I'm making a 2d game involving drawing huge numbers of overlapping quads to the screen. What goes in front of what doesn't really matter.
If I draw each of my quads with z values from 0 upwards and have glDepthFunc(GL_LESS) set I get quite a nice speed boost as you would expect. This is to avoid having to draw quads which are either totally hidden or partially hidden behind other quads. So I draw the quads using something like:
float small = (float(1)/1000000);
for (int iii = 0; iii < 100000; iii++) {
freeSpace = bullets[iii]->draw(opengl, freeSpace, iii*small);
However as I don't use the z value for actual depth it seems like I should be able to just go:
for (int iii = 0; iii < 100000; iii++) {
freeSpace = bullets[iii]->draw(opengl, freeSpace, 0.0f);
Or just code the z value of 0.0f into the shader. (the 3rd argument is the z value and ends up being set to gl_position in the shader unchanged.)
The strange thing is that the second method (where I set the z value to 0.0f everytime), ends up getting almost less than half the framerate of the former.
Why is this?

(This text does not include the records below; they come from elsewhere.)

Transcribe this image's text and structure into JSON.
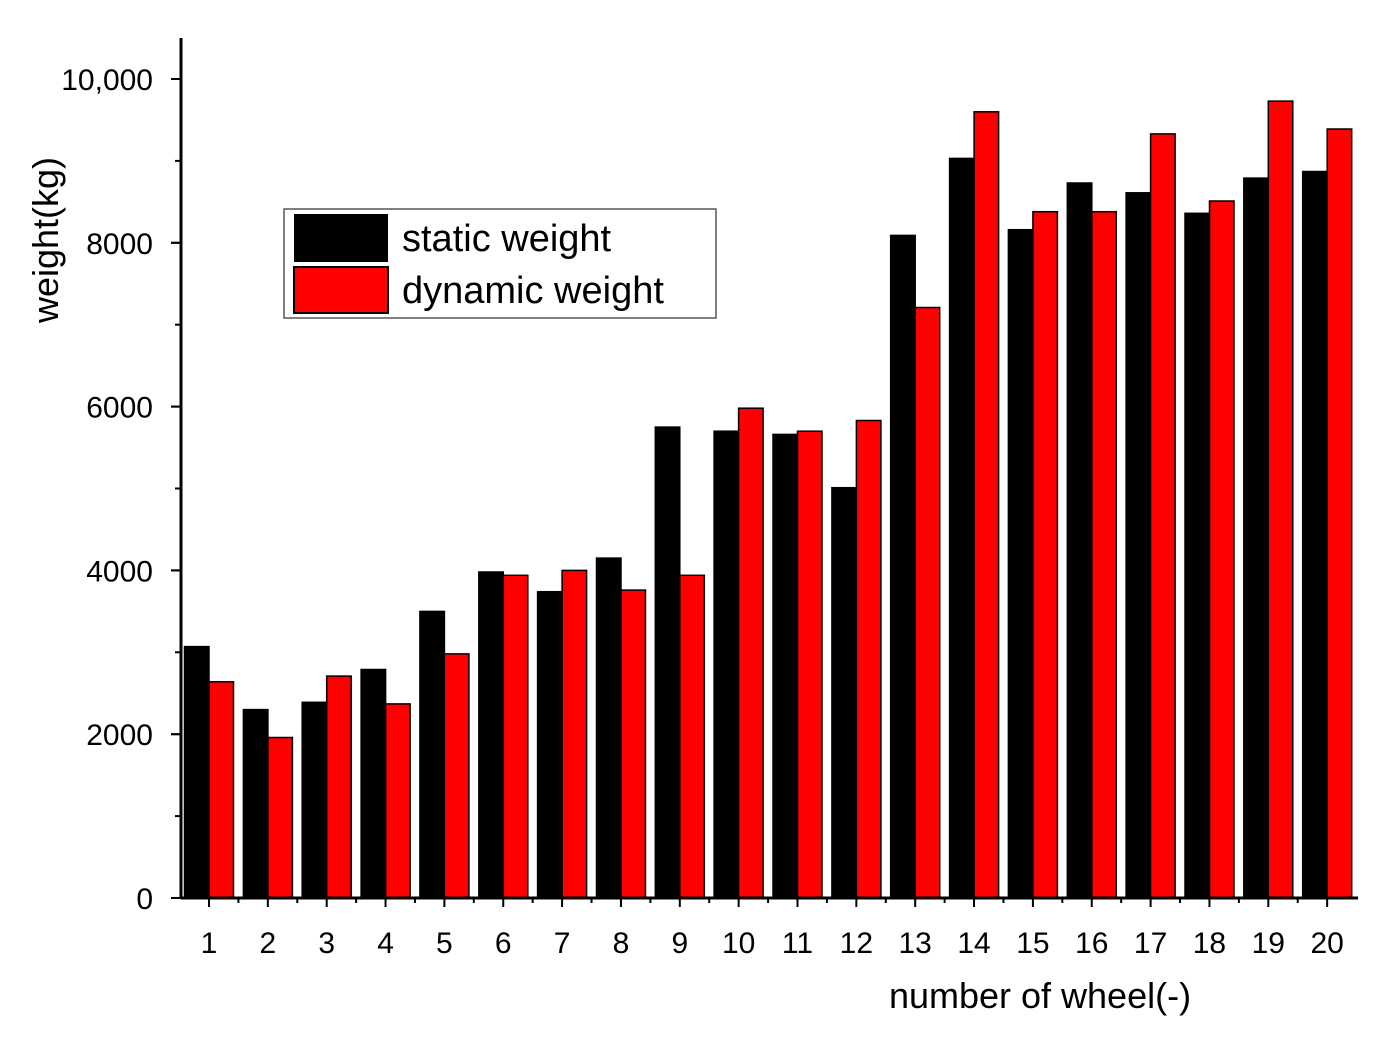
{
  "chart_data": {
    "type": "bar",
    "xlabel": "number of wheel(-)",
    "ylabel": "weight(kg)",
    "ylim": [
      0,
      10500
    ],
    "y_ticks": [
      {
        "value": 0,
        "label": "0"
      },
      {
        "value": 2000,
        "label": "2000"
      },
      {
        "value": 4000,
        "label": "4000"
      },
      {
        "value": 6000,
        "label": "6000"
      },
      {
        "value": 8000,
        "label": "8000"
      },
      {
        "value": 10000,
        "label": "10,000"
      }
    ],
    "categories": [
      "1",
      "2",
      "3",
      "4",
      "5",
      "6",
      "7",
      "8",
      "9",
      "10",
      "11",
      "12",
      "13",
      "14",
      "15",
      "16",
      "17",
      "18",
      "19",
      "20"
    ],
    "series": [
      {
        "name": "static weight",
        "color": "#000000",
        "values": [
          3070,
          2300,
          2390,
          2790,
          3500,
          3980,
          3740,
          4150,
          5750,
          5700,
          5660,
          5010,
          8090,
          9030,
          8160,
          8730,
          8610,
          8360,
          8790,
          8870
        ]
      },
      {
        "name": "dynamic weight",
        "color": "#ff0000",
        "values": [
          2640,
          1960,
          2710,
          2370,
          2980,
          3940,
          4000,
          3760,
          3940,
          5980,
          5700,
          5830,
          7210,
          9600,
          8380,
          8380,
          9330,
          8510,
          9730,
          9390
        ]
      }
    ],
    "legend_position": "top-left",
    "grid": false
  }
}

They both use glDepthFunc(GL_LESS) and
glDrawArrays(GL_TRIANGLES, 0, 100000*(2*3));
Just the same. I would think that if any setting the z to 0.0f each time would be faster. Why is it not?
I'm not positive, but my speculation is that the small delta in z values between primitives allows the zcull hardware to work. This will cull out the fragments before they get to the fragment shader. Besides avoiding the fragment shader work, this culling can happen at a faster rate than normal z-testing when the fragment makes it to the depth buffer test.